RBAC provides access to certain permission scopes for customers on the Business plan, and Admin granularity provides access to all organization-level permissions for customers on the Enterprise plan, which are organized into categories on the Settings > Roles & Permissions page.

Some permissions automatically include other permissions. When you select a parent permission, all child permissions are included:

  • Edit queries includes View queries.
  • Use Assist with Build and Ask mode includes Use Assist with Ask mode only.

The UI automatically handles these dependencies when you configure roles.

User management

Delegate user and authentication administration:

Permission nameDescriptionBusinessEnterprise
Manage single sign-on (SSO)Configure single sign-on integrations.
Manage user attributesDefine and manage custom user attributes.
View account detailsView and manage account details.
View users page with emailsView the users page with user emails.
Example

Create an Identity Manager role for your IT team to manage SSO and user provisioning without full admin access.

Query library

Control access to shared queries:

Permission nameDescriptionBusinessEnterprise
Edit queriesCreate, edit, and delete queries in the library.
View queriesView and use queries from the library.
Example

Create a Query Developer role for database experts to manage shared query templates.

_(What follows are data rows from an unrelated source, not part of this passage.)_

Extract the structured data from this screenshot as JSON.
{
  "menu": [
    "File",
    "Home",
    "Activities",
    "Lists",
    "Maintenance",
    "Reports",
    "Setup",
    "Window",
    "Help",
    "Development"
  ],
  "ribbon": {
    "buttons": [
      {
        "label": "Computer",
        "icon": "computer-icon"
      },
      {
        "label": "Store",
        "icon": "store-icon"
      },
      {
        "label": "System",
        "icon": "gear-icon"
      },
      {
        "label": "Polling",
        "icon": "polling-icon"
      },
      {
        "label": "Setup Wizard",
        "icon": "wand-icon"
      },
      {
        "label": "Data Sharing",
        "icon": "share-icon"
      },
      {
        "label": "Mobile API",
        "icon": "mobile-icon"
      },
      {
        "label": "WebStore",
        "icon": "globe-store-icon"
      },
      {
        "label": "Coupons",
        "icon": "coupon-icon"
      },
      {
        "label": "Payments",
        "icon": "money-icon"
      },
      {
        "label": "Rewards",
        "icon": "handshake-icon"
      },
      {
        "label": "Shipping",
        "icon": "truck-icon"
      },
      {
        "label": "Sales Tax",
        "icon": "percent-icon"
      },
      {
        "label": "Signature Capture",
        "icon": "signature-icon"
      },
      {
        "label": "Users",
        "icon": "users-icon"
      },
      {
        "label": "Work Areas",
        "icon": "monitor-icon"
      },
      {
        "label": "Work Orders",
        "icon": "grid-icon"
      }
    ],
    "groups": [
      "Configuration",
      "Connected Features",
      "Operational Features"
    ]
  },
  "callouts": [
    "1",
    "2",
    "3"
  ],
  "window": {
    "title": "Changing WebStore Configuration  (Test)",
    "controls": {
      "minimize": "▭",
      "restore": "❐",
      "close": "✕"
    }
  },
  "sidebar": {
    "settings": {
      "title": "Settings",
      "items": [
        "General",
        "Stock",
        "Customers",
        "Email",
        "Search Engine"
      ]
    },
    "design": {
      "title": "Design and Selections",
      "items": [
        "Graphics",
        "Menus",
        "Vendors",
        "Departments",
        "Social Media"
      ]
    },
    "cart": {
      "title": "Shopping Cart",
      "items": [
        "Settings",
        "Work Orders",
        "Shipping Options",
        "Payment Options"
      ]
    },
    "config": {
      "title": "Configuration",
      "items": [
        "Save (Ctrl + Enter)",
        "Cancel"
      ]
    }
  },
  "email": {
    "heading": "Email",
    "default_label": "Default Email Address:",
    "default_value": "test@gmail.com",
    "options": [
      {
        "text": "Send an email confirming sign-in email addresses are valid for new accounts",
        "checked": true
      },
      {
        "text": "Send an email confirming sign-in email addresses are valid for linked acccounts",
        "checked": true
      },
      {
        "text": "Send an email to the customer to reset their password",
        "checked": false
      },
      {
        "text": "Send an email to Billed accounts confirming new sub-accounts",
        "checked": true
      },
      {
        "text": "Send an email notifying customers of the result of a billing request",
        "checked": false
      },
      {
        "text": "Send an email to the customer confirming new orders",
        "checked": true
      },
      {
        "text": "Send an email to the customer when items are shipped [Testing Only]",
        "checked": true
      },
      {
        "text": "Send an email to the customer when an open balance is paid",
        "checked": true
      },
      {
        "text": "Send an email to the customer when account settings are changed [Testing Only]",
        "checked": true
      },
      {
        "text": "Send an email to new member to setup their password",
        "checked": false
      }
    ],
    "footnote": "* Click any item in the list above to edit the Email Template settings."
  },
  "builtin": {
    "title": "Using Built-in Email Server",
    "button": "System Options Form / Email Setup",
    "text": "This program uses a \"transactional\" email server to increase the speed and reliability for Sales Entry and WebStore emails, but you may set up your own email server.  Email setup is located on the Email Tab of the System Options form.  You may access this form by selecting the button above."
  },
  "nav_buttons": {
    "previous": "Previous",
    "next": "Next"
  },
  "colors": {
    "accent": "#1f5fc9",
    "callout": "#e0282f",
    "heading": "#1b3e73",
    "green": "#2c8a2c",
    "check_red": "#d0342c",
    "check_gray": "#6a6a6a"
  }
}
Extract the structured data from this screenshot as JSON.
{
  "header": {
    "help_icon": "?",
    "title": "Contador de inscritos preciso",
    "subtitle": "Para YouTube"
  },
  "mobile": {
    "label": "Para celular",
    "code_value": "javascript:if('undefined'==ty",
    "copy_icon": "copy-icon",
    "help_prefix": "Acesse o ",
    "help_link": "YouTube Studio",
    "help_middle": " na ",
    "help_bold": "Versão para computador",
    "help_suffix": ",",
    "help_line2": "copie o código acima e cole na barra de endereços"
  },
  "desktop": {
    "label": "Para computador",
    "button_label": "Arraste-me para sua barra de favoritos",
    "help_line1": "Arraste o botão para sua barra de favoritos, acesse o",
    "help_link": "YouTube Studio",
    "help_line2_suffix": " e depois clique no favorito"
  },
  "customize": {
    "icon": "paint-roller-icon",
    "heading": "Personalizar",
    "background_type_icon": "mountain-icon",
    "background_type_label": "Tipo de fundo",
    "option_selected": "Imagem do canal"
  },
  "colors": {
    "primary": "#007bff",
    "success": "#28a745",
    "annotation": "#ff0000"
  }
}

Organization configuration

Delegate core organization setting administration:

Permission nameDescriptionBusinessEnterprise
Manage SpacesConfigure and manage Spaces.
Manage internationalizationConfigure language and localization settings.
Manage Retool APIManage API access tokens and settings.
Manage source controlConfigure Git integrations.
Manage usage analyticsView and configure analytics.
Manage billingView and manage billing settings.
View audit logsAccess audit log data.
Example

Create a Finance Admin role that grants access to billing and usage analytics only, allowing your finance team to monitor costs without accessing other settings.

Customization

Control branding and customization settings:

Permission nameDescriptionBusinessEnterprise
Manage brandingConfigure organization branding and styling.
Manage themesCreate and edit custom themes.
Manage Retool EventsConfigure and manage Retool Events.
Manage Retool ExternalConfigure external user access and APIs.
Manage custom components librariesManage custom component libraries.
Example

Create a Design Manager role for your design team to manage branding and themes.

Configuration

Delegate technical configuration settings:

Permission nameDescriptionBusinessEnterprise
Allow access to unpublished releasesGrant access to edge/unpublished releases.
Manage environmentsConfigure resource environments.
Manage configuration variablesManage config variables.
Manage Retool AIConfigure AI features and settings.
Manage IAM credentialsManage secrets and IAM integrations.
Manage observabilityConfigure monitoring and observability.
Example

Create a DevOps Manager role that grants access to environments, config variables, and IAM credentials for your operations team.

Additional settings

Control access to specialized settings:

Permission nameDescriptionBusinessEnterprise
Manage advanced settingsAccess advanced organization settings.
Manage mobile settingsConfigure mobile app settings.
Manage beta settingsAccess and configure beta features.
Manage draft appsControl draft app access and settings.

Assist

Control access to Assist features:

Permission nameDescriptionBusinessEnterprise
Use Assist with Build and Ask modeFull write access to Assist features.
Use Assist with Ask mode onlyRead-only access to Assist features.
Example

Create a Assist Editor role to allow specific teams to configure AI assistance for their users.